Where the finished product will be sold is another factor. Here cost enters the picture, especially when the baker expects to charge a premium price for a nutrient-enhanced item. “The consumer tends to look for the better-for-you products in mainstream grocery stores but seeks value products at the dollar stores,” Mr. Morris said.
Mr. Wright cautioned that fortification math is based on serving size rather than flour, the basis for all other ingredient measurements. “Nutrition is also calculated in metric terms, which is sometimes a shift from the norm for some bakers,” he said.
“Formulators can accurately hit targets from a mathematical stand point,” Mr. Pfefer said, “but an assay of the finished product after baking and at the end of shelf life is the gold standard. If the nutrients present at that time are outside the product’s specifications, it is an easy matter to make a knowledgeable correction.”

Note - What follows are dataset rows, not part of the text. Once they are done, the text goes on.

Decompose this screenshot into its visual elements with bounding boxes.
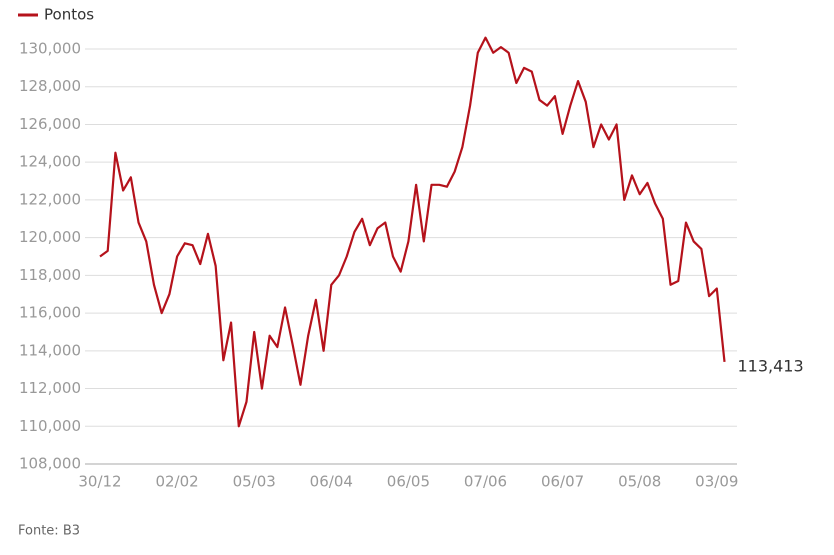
y-tick-label: 110,000 <box>19 417 81 435</box>
x-tick-label: 07/06 <box>464 473 507 491</box>
x-tick-label: 05/03 <box>233 473 276 491</box>
y-tick-label: 124,000 <box>19 153 81 171</box>
source: Fonte: B3 <box>18 524 80 539</box>
y-tick-label: 126,000 <box>19 115 81 133</box>
y-tick-label: 118,000 <box>19 266 81 284</box>
x-tick-label: 06/07 <box>541 473 584 491</box>
x-tick-label: 30/12 <box>78 473 121 491</box>
x-tick-label: 02/02 <box>155 473 198 491</box>
y-tick-label: 114,000 <box>19 341 81 359</box>
y-tick-label: 128,000 <box>19 77 81 95</box>
y-tick-label: 122,000 <box>19 190 81 208</box>
line <box>99 36 726 428</box>
x-tick-label: 03/09 <box>695 473 738 491</box>
y-tick-label: 116,000 <box>19 304 81 322</box>
x-tick-label: 06/04 <box>310 473 353 491</box>
y-tick-label: 120,000 <box>19 228 81 246</box>
y-tick-label: 112,000 <box>19 379 81 397</box>
x-tick-label: 06/05 <box>387 473 430 491</box>
x-tick-label: 05/08 <box>618 473 661 491</box>
y-tick-label: 108,000 <box>19 455 81 473</box>
legend-label: Pontos <box>44 6 94 24</box>
value-label: 113,413 <box>738 356 804 375</box>
y-tick-label: 130,000 <box>19 40 81 58</box>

In addition to sharp pencils and accurate spreadsheets, food companies considering fortification need to know the rules and regulations. “For a company without regulatory support staff, use of a consultant is prudent to help design claims or choose ingredients that are Generally Recognized As Safe for the intended use,” Ms. Hnat said. She advised consulting with expert organizations such as AIB International not only for “guidance and support in labeling but also in use of ingredients including micronutrients and nutraceuticals.”
Suppliers can assist with calculating overages to achieve the final label claim and advise about processing, handling and storing of the finished product as well as the premix. “No matter what, due diligence is required on the part of the manufacturer or marketer because they are ultimately responsible for achieving the final label claim until last day of purchase for their product,” Ms. Hnat said.
With consumers wanting better nutritional choices, the baking and snack industries have great opportunities to profit from product improvements. “Producers of even the most iconic brands may want to consider health claims,” Mr. Morris said. “Fortification for better health is where the action is.”